SE: We’ve got different markets and different locations that these chips will be used in, and it’s likely they won’t all be added in at the same time. Repeaters on walls that are exposed to heat and cold will be replaced at different times. So do we have to worry about reliability of each element, or do we have to think of the reliability of all of these components in aggregate as a complete system?
Hall: I can foresee a situation, particularly in millimeter wave, where we’re not going to get the system-level performance because of other factors that are unrelated to the chip design itself. It seems like there’s a tremendous amount of value in being able to correlate device behavior, and device-to-device behavior, to help identify if it’s a device failure or if it’s a network failure.
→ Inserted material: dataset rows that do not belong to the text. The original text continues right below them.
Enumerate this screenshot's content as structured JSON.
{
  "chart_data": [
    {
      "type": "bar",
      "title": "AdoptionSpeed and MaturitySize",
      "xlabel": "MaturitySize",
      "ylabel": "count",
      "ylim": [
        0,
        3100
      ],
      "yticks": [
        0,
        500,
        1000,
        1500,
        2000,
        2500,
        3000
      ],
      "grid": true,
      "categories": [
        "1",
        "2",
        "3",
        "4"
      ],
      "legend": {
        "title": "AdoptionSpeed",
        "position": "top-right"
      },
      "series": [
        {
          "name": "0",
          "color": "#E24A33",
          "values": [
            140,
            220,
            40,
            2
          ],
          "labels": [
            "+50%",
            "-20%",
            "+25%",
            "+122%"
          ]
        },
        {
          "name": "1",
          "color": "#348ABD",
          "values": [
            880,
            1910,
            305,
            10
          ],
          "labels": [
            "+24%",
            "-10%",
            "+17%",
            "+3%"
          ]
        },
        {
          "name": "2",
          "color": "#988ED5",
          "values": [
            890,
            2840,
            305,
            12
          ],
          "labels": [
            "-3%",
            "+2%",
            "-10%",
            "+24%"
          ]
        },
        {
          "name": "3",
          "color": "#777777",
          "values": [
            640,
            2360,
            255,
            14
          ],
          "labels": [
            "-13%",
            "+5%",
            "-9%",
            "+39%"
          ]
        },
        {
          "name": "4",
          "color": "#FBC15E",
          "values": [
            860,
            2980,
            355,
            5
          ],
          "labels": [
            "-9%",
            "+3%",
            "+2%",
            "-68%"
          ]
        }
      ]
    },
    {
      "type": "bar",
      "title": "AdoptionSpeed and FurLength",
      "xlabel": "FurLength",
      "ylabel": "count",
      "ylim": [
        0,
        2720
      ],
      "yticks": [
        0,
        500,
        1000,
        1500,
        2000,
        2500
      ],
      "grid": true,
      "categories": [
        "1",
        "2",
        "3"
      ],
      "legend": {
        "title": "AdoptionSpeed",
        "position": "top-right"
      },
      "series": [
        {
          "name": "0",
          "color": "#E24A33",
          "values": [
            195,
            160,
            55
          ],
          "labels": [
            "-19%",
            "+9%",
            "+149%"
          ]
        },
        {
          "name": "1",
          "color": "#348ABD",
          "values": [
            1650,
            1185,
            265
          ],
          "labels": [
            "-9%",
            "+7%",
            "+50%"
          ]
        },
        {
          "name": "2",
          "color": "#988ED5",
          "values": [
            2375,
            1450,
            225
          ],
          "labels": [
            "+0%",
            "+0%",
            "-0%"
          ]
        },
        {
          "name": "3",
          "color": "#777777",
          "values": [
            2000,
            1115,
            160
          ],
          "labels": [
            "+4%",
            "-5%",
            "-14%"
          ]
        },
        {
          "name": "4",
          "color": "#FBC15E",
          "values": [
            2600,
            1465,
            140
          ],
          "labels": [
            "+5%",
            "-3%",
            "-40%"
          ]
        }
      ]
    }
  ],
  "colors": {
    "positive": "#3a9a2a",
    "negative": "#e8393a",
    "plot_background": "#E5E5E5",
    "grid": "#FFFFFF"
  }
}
Brousard: Part of the reason for embedding UCT into chips is not limited to understanding how the chip itself is behaving, but also how the chip as part of a system. You need to know what is happening on the system level and how that affects the chip and vice versa. These miniature monitors sense how the system affects the chip, be it voltage, temperature, or workload. If you have two systems at the same temperature, same deployment, same batch, but one of them is being significantly overstressed 24/7 while the other is off most of the time, relevant parametric readouts will be indicative of the rate of failure, which will be highly correlated to the usage of the of the chip itself. We try to look at this at the system level. We use the chip as a “system-sensor”, and we see the effects of the environmental conditions or real-world applications on it.